核心概念
The core message of this paper is to introduce a novel causal inference perspective to handle the distribution shifts between the substitution and original data in the data-free knowledge distillation (DFKD) task, and propose a Knowledge Distillation Causal Intervention (KDCI) framework to de-confound the biased student learning process.
要約
The paper addresses the distribution shifts between the substitution and original data in the data-free knowledge distillation (DFKD) task, which has been a long-overlooked issue. The authors first customize a causal graph to describe the causalities among the variables in the DFKD task, revealing that the distribution shifts act as a harmful confounder that significantly impacts the student's learning process.
To tackle this issue, the authors propose a Knowledge Distillation Causal Intervention (KDCI) framework. KDCI first constructs a confounder dictionary to explore the prior knowledge of the substitution data, and then compensates for the biased student predictions based on the confounder dictionary and prototype proportions. This process aims to achieve de-confounded distillation and enable the student to learn pure knowledge from the teacher.
The authors conduct extensive experiments on CIFAR-10, CIFAR-100, Tiny-ImageNet, and ImageNet datasets, combining KDCI with six representative DFKD methods. The results demonstrate that KDCI can consistently and significantly improve the performance of existing DFKD methods, e.g., improving the accuracy of DeepInv by up to 15.54% on CIFAR-100. The authors also provide detailed analyses on the components of KDCI and the impact of the confounder dictionary, further validating the effectiveness of the proposed framework.
統計
The CIFAR-10 and CIFAR-100 datasets contain 50,000 training samples and 10,000 testing samples of 32x32 resolution.
The Tiny-ImageNet dataset contains 100,000 training samples, 10,000 validating samples, and 10,000 testing samples of 64x64 resolution.

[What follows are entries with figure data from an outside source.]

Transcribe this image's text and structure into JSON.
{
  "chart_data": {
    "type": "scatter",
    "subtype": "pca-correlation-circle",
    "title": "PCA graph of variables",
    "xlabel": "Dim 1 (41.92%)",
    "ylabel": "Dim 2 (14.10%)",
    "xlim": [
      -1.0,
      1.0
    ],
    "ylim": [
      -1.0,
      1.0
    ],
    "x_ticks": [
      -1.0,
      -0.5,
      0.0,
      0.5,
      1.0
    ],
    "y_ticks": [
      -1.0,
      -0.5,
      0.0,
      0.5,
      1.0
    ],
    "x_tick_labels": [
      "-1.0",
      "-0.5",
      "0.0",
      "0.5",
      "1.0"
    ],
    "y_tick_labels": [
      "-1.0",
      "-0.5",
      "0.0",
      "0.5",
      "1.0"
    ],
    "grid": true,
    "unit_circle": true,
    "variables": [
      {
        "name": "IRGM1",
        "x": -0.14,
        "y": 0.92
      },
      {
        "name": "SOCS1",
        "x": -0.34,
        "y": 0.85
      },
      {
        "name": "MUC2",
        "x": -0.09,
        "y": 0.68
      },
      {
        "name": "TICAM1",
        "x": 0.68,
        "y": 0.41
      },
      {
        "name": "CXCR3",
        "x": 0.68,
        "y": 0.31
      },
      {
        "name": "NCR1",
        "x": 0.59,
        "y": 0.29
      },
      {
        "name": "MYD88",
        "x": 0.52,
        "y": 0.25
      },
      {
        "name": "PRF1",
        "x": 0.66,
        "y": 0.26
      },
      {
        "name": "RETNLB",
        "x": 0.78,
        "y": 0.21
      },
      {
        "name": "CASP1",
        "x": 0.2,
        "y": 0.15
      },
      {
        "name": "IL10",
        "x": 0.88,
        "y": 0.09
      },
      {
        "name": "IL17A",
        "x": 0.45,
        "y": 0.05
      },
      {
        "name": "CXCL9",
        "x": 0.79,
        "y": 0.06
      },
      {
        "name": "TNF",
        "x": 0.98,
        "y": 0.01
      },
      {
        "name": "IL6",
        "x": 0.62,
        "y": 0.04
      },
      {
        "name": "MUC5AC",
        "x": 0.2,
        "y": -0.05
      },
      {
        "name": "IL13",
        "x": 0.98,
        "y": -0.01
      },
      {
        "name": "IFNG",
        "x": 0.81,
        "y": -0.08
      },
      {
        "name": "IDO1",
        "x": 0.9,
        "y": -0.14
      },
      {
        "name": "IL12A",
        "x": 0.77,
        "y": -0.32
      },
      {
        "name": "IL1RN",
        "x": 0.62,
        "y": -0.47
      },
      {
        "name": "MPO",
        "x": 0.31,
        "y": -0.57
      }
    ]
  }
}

The ImageNet dataset contains 1000 classes with 1.28 million training samples and 50,000 validating samples of 224x224 resolution.
引用
"To our best knowledge, we are the first to alleviate the dilemma of the distribution shifts in the DFKD task from a causality-based perspective. Such shifts are regarded as the harmful confounder, which leads the student to learn misleading knowledge."
"We propose a KDCI framework to restrain the detrimental effect caused by the confounder and attempt to achieve the de-confounded distillation process. Besides, KDCI can be easily and flexibly combined with existing generation-based or sampling-based DFKD paradigms."
"Extensive experiments on the combination with six DFKD methods show that our KDCI can bring consistent and significant improvements to existing state-of-the-art models. Particularly, it improves the accuracy of the DeepInv [26] by up to 15.54% on the CIFAR-100 dataset."